“Football isn’t a matter of life and death, it’s much more important than that,” is a quote often attributed (1) to Bill Shankly, the legendary manager of Liverpool FC. As exaggerations go, this one gets pretty close to the truth. Millions of fans identify intensely with the highs and lows of their favourite sports team, perhaps a modern substitute for the tribal loyalties of bygone days.
Fandom is a bit more complicated than mere tribalism, though. Which team you support is the result of an intricate compound of ancestral, regional, social, and sometimes even religious loyalties. And, of course, personal choice. However, this map of London seems to indicate that geography is a major factor in fan loyalty.
It shows the clear geographical slant of football (2) fandom in the British capital: the centres of gravity for each ‘fanland’ tend to be around the home grounds of each team.
As with other fan loyalty maps (3), this one has a decidedly feudal feel to it. None of the clear, straight delineations of modern borders, but lots of fuzzy boundaries, transitional zones, and enclaves in ‘enemy’ territory.
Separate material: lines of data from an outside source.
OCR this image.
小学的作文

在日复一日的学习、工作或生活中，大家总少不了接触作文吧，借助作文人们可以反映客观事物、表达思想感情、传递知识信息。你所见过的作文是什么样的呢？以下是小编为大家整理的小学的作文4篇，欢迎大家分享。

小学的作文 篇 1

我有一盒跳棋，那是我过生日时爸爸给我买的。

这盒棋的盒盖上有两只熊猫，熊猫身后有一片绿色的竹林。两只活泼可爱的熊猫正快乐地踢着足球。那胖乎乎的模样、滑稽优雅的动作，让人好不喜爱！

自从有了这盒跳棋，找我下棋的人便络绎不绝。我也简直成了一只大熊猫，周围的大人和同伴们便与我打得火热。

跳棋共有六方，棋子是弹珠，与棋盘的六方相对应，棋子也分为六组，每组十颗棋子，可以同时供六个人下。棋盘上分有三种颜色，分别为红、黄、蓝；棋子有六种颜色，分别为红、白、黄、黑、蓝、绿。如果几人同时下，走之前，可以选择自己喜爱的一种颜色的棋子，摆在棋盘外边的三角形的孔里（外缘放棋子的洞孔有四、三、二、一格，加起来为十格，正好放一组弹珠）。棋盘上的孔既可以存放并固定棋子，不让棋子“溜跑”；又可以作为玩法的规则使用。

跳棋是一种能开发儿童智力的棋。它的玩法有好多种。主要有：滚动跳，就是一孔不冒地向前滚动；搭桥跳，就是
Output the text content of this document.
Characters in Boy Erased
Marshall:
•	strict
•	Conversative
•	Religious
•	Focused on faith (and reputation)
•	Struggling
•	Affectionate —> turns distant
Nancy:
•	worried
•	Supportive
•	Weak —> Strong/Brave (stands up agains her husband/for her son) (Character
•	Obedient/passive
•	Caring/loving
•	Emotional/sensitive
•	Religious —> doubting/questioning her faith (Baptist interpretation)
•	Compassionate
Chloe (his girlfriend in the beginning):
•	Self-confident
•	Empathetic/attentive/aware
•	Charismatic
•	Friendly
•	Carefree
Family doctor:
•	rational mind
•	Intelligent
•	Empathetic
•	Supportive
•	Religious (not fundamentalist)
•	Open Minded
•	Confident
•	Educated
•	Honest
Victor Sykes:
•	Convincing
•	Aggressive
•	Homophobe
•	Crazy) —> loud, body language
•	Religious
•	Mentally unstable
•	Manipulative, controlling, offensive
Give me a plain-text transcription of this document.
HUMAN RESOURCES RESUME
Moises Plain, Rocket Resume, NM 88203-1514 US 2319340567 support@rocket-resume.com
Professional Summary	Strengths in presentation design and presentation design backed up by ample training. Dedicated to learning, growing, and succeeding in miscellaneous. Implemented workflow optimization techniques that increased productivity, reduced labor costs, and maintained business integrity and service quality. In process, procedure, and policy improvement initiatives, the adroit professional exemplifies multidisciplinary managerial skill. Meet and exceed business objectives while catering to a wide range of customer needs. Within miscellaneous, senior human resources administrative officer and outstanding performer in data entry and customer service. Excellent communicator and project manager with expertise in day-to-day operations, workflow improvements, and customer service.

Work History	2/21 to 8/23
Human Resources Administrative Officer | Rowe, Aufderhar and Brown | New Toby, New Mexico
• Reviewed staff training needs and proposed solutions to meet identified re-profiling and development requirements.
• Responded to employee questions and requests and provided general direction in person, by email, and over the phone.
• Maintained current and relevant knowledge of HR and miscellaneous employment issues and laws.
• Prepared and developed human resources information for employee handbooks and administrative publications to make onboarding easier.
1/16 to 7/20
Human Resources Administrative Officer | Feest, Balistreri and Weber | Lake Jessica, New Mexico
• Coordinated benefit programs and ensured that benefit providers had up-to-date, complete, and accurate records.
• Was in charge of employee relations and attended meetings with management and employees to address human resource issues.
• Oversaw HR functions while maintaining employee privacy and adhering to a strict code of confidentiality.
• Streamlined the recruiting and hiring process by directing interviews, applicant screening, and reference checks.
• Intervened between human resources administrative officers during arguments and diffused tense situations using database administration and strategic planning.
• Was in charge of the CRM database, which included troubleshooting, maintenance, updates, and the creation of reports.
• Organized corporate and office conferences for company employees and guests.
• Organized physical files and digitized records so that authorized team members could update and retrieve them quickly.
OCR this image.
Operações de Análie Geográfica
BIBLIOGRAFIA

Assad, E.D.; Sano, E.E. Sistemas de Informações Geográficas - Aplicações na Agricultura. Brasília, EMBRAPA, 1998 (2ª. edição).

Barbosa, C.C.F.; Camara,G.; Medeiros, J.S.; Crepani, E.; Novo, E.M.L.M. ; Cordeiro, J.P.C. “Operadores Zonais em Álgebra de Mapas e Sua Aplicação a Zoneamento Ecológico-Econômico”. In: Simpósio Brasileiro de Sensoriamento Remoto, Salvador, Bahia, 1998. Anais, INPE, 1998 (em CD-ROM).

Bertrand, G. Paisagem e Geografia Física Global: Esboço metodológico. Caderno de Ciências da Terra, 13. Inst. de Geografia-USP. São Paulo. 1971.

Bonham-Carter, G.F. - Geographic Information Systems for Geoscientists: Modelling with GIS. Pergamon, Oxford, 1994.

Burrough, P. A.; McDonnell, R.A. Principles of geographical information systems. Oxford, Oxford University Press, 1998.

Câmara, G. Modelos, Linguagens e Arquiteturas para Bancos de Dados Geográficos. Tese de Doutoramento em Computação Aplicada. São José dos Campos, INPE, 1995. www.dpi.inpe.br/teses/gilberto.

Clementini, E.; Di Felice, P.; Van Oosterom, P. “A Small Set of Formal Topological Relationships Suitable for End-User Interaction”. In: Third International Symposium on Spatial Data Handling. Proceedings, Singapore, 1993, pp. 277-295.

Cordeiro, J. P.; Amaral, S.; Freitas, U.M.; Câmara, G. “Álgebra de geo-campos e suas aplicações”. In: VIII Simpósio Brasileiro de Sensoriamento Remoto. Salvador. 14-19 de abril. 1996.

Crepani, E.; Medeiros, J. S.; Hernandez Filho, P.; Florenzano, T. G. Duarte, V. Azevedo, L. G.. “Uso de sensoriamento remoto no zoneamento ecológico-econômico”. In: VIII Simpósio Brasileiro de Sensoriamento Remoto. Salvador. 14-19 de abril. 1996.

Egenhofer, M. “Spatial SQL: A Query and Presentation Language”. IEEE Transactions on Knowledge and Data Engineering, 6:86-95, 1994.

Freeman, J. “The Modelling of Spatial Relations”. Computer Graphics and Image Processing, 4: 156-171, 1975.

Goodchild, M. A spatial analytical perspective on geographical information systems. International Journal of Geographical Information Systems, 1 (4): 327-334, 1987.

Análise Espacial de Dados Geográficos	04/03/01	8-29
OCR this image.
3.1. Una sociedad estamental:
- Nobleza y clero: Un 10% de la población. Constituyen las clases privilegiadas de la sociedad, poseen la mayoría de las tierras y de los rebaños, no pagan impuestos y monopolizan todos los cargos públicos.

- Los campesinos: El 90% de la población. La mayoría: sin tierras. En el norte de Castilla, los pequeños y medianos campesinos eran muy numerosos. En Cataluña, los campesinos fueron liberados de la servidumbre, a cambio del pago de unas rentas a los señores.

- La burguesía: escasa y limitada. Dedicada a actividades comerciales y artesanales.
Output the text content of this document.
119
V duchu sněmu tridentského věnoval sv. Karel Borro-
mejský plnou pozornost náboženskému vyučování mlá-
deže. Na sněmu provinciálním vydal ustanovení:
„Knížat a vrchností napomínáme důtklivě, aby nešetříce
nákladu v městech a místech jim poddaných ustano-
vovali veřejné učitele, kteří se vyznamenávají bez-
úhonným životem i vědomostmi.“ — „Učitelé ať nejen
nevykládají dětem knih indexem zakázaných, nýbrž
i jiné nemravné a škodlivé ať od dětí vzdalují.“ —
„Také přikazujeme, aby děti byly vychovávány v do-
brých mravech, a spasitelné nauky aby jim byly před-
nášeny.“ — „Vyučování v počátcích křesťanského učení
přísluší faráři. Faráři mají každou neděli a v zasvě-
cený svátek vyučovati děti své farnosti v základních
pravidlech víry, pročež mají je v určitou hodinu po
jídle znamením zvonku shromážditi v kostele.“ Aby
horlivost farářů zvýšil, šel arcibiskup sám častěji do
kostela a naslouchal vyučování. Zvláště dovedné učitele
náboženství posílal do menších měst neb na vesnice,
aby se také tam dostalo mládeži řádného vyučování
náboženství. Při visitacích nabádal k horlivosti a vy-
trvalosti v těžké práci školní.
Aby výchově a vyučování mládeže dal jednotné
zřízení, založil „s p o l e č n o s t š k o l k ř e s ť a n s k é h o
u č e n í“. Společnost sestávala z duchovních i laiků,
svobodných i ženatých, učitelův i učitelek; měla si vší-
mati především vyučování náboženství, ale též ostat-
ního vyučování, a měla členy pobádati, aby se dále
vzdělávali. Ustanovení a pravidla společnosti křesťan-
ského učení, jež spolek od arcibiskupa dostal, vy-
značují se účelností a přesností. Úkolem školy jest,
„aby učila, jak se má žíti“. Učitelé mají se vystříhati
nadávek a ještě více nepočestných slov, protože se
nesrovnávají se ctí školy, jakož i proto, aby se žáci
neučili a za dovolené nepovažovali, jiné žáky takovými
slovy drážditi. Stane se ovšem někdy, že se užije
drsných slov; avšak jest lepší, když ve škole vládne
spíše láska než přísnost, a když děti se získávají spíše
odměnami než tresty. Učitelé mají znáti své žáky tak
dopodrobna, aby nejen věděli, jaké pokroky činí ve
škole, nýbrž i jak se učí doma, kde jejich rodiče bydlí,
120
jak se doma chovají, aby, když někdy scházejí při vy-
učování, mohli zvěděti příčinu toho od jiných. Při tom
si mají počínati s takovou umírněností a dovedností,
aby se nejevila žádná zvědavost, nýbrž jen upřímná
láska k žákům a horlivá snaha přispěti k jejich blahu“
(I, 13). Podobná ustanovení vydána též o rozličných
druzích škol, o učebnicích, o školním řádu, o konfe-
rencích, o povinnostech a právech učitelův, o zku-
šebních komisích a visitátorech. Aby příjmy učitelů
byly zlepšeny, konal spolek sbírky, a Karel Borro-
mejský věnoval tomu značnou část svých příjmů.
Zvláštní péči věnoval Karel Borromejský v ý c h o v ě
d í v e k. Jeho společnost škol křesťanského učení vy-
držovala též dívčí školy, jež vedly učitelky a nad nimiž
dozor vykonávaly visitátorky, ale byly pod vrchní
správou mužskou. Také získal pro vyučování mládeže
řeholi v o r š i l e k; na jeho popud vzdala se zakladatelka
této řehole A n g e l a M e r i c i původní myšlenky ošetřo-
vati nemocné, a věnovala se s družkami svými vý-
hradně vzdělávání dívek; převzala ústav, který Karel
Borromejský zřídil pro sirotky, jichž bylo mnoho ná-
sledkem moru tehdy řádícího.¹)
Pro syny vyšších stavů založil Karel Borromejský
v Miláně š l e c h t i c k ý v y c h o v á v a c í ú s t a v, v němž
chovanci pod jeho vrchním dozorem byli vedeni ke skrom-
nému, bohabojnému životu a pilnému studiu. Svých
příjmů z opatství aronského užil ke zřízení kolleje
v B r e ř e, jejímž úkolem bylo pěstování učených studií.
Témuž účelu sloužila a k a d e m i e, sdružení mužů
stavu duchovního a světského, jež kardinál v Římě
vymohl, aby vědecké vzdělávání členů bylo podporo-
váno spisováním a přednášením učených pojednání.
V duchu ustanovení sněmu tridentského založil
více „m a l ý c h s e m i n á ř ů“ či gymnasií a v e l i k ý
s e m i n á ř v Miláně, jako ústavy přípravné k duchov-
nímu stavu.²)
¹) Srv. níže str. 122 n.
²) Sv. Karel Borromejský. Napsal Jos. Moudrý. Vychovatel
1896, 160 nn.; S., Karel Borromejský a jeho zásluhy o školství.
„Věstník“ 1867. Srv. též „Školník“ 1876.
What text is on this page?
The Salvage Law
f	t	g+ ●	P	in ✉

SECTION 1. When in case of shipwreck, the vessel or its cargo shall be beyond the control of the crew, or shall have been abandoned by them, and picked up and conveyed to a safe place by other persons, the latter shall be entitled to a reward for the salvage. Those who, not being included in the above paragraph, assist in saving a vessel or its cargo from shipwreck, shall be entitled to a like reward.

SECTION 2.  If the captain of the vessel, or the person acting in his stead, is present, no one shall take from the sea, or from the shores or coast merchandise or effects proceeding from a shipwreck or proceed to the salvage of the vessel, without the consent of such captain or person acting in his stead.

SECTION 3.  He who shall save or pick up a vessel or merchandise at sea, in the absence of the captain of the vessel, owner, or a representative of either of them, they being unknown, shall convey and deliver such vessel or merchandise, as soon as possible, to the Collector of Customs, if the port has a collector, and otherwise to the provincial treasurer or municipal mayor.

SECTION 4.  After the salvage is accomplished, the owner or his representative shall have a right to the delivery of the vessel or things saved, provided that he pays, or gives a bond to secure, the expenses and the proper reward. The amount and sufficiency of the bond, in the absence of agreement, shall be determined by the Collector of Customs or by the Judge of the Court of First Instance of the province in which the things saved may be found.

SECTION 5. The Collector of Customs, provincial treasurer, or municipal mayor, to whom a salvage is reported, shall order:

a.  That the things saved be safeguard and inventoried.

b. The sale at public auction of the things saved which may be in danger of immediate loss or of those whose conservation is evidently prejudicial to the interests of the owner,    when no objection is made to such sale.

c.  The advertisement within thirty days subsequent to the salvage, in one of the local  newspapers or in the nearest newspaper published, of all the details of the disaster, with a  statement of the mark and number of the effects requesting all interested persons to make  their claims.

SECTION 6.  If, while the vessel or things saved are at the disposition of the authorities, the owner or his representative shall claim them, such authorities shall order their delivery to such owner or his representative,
Some teams command great swathes of territory, for example West Ham United FC. This Premier League club dominates the east of London, in particular the boroughs of Havering [Ha], Barking and Dagenham [BD], Redbridge [Rb], Newham [Nh] and Tower Hamlets [TH].
Barking and Dagenham, West Ham heartland, contains an enclave where loyalty is shared with Dagenham and Redbridge FC, recently promoted from Football League Two to One. However, the Daggers are – literally – not in West Ham’s league; loyalties for both teams therefore probably are complementary rather than conflictual.
Other fanlands are more compact than West Ham’s, like that of Fulham FC. From Craven Cottage, its grounds on the banks of the Thames, this club commands an undisputed, but relatively small territory in the boroughs of Hammersmith and Fulham [HF] (north of the river), most of Wandsworth [Ww] and part of Richmond upon Thames [RT] (both south of the river).
Nearby rival Chelsea, based at Stamford Bridge (also in Hammersmith and Fulham rather than the neighbouring borough of Kensington and Chelsea [KC]), is master of a much more fragmented, but also much larger domain, extending from its core in Kensington and Chelsea all the way north to the northeastern corner of Barnet [Ba], taking in most of Brent [Br], south to Kingston upon Thames [KT], west to Lambeth [La] (a grey zone shared with Millwall) and east to Hillingdon [Hi], an area disputed with Queens Park Rangers that extends back into Ealing [Ea], the western part of which is QPR-only territory.
Arsenal is big in its home borough of Islington [Is], and in Camden [Ca] and Barnet. It commands a similar archipelago of loyalty throughout London (4), but has to share north London with Tottenham Hotspur, which rules over most of Enfield [En], Haringey [Hr] and Hackney [Hc]. Loyalty to the Spurs seems to be confined to that area, however, except for two small patches in Westminster [W].
The whole of London thus constitutes a wildly patterned patchwork of fanlands, the demarcation and location of which will probably be hotly debatable to any local football fans. The white patches in between the coloured bits possibly are football-free zones, self-selected sanctuaries for dissenters from England’s secular religion of footie. Or they just might be the parks of London.